What is different about making a rover for Mars versus making an ATV for Earth?

First of all, your ATV has a human driver. That's nice. That makes it a lot easier. The rover has to make autonomous decisions. So we don't talk to it continuously because there is a lag. It is so far away. Depending on where it is in relation to the Earth, that delay could be quite long, like 40 minutes. So we don't drive this rover in real time. We come up with a plan and we uplink it.

It actually has to autonomously decide, 'How am I going to drive over this rock? Am I going to drive over this rock?' It does all these things to make these decisions.

We are giving it instructions, but it gets to make decisions. If we give it a command that breaks its flight rules, which I have done before, it will fault out your plan. It will be like, 'Nope, I'm not going to do that; that is breaking my rules.'

ChemCam project engineer Roger Weins published his Red Rover memoir in 2013, explaining his work at LANL in the evolution of robotics space exploration.

“We dream about life on Mars because it is the only planet so similar to Earth....If humans ever live on another planet,” he writes, “it will definitely be on Mars.”

OK, I'll bite. How did that happen?

I was part of that stellar crack team at the very beginning of the mission that accidentally targeted the rover arm with the laser, which is easier to do than it sounds if we're using the instruments on the arm and moving the arm around a lot...But the rover is smarter than we are. We got through all of our plan, and the rover says, 'My flight rule says that I am not allowed to shoot myself with the laser. Because that might hurt me.'

What happens is it gets rid of that entire routine and moves to the next one.

We changed our procedures as a result; we need to make sure that the arm is where we think it is [before targeting with ChemCam]. But that was the one and only time that happened because the rover is actually pretty smart.

I was tooling around the Internet and found a picture of a reclining Martian on a rock. Have you seen that?

Oh no. I have not seen that. I have not seen either a reclining Martian on a rock on Mars or on the Internet.

Clearly there is a set of interested folks who are looking at your work and images from the rover. How often do you get that question about little green men?

That is a totally valid question, because we're all looking for the aliens, too. I want to find aliens as much as the next person, right? I have dedicated my life to working on a spaceship on Mars for that purpose.

But you have to keep in mind that it is much harder to interpret our image data then you might imagine. Everyone feels like they can interpret it because we've all looked at pictures, right? But what I do see is that some people will see a rock in an image that was taken at a certain angle at a certain time of day, and they will say, 'There is the fossil that NASA does not want us to know about!'

I promise, we will totally tell you about the fossil. But that is just, we have seen that rock from different angles and we have seen that rock in different images, and it is just a rock. It is just a weird-looking rock.

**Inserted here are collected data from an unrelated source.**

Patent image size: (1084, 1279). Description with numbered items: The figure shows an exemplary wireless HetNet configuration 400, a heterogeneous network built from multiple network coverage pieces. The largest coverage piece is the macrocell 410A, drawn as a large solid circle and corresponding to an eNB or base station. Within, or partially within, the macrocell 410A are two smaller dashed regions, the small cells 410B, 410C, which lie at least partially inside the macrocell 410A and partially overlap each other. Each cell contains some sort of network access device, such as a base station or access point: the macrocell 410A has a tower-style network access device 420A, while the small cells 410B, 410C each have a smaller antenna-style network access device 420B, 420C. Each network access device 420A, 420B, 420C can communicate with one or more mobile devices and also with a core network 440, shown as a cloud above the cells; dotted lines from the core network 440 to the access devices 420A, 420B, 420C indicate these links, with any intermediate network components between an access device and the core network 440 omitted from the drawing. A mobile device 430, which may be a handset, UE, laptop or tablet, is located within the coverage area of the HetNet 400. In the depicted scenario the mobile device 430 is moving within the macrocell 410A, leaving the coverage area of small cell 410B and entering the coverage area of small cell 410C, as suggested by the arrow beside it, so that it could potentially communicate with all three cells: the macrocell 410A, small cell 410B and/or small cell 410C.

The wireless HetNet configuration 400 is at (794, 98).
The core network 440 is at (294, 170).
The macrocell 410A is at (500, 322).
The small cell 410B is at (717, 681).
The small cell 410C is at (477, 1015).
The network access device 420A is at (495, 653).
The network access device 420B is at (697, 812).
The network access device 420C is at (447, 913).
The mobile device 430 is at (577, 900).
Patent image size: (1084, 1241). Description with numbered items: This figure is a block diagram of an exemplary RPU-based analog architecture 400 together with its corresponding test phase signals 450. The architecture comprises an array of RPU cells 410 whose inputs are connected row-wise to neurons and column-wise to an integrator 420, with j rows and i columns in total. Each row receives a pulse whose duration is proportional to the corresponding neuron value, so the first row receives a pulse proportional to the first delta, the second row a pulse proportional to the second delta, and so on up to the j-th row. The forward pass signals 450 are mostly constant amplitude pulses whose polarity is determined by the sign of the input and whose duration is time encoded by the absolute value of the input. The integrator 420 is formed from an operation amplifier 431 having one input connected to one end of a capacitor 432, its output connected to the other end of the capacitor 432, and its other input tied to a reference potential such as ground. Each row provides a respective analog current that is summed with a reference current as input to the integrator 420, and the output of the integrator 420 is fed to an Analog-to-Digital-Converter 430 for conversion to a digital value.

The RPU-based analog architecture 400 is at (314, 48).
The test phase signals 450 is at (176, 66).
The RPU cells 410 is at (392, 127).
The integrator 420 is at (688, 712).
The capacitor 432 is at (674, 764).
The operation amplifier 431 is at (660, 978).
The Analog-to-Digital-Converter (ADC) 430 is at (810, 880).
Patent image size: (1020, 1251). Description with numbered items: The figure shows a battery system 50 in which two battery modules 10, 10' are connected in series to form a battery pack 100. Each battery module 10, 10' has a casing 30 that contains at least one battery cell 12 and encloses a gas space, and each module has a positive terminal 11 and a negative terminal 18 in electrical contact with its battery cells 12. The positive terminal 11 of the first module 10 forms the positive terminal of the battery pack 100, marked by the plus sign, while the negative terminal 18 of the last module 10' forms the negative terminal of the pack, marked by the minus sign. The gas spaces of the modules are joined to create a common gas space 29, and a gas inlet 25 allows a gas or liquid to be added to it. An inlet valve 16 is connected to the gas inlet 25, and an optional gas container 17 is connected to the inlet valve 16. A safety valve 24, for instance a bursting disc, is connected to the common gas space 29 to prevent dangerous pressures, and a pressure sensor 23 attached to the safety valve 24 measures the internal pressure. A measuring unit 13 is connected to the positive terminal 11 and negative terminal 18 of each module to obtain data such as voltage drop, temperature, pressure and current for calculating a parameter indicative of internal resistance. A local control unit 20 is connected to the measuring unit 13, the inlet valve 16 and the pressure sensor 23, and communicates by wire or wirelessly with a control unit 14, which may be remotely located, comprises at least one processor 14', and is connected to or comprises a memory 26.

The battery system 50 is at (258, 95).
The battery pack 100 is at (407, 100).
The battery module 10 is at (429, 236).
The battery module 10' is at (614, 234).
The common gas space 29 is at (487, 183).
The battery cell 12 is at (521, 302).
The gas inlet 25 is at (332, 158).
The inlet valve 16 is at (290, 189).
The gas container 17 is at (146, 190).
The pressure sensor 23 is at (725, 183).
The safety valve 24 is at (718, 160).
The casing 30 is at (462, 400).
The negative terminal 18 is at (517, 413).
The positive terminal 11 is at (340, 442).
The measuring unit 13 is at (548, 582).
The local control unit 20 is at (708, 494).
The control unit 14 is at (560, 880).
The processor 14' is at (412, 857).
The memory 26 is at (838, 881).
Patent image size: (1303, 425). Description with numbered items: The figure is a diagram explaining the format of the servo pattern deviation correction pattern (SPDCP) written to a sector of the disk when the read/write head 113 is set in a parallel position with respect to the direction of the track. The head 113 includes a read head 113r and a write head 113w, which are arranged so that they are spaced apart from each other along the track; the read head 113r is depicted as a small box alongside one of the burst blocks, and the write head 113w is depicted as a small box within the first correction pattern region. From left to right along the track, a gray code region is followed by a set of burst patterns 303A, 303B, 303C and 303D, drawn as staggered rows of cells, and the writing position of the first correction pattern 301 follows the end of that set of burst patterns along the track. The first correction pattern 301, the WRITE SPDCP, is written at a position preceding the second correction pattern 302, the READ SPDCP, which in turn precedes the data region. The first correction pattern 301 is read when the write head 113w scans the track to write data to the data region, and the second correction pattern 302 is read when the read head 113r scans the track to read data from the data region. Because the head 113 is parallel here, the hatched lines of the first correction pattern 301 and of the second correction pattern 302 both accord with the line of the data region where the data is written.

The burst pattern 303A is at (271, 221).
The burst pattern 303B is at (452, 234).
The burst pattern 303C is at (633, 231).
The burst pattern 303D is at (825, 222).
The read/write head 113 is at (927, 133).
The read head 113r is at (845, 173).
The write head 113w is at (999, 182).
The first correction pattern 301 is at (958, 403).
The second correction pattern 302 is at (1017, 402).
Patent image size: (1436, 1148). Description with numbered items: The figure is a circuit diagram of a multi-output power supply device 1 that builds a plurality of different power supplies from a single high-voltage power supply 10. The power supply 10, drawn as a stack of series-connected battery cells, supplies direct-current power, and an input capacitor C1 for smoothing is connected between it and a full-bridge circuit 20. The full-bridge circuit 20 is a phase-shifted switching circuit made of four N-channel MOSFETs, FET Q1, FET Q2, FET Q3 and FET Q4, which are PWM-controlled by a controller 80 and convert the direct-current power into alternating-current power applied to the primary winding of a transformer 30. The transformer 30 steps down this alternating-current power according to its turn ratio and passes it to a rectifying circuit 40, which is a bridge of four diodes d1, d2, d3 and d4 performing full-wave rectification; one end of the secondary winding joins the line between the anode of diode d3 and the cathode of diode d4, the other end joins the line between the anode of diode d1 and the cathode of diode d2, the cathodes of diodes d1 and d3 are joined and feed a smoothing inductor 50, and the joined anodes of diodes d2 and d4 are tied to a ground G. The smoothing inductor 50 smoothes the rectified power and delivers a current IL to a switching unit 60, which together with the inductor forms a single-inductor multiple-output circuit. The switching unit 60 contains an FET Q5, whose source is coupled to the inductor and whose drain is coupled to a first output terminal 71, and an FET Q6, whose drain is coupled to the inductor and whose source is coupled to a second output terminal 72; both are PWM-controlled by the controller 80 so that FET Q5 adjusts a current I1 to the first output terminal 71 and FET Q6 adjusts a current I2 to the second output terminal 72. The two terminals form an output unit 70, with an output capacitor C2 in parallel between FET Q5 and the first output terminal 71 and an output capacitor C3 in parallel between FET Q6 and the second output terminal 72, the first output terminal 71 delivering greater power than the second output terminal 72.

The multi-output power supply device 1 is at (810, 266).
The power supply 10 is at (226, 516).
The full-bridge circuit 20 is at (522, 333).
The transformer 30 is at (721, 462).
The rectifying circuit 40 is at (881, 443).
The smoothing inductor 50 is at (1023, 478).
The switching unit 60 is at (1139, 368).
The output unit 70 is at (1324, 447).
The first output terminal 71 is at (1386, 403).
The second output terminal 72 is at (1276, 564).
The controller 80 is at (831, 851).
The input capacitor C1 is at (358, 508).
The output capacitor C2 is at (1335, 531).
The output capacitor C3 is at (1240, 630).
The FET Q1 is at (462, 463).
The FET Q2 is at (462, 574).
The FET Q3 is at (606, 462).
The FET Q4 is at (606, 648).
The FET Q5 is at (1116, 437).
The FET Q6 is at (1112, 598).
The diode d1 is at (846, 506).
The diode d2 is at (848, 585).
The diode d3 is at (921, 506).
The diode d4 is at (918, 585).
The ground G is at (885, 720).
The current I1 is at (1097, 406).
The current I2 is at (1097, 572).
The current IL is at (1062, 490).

If there were ever Martians, I want to know that too. That is what we want to know. That is why we're there. Because that is going to fundamentally change our understanding of our place as humans in the universe...I want to make clear that I love that people are so interested, but we haven't found anything that is like a fossil or living creature.

But that is OK. That is still interesting. Mars still has something to tell us. And we will keep you posted and let you know should we encounter the alien.

This interview was edited for clarity and space.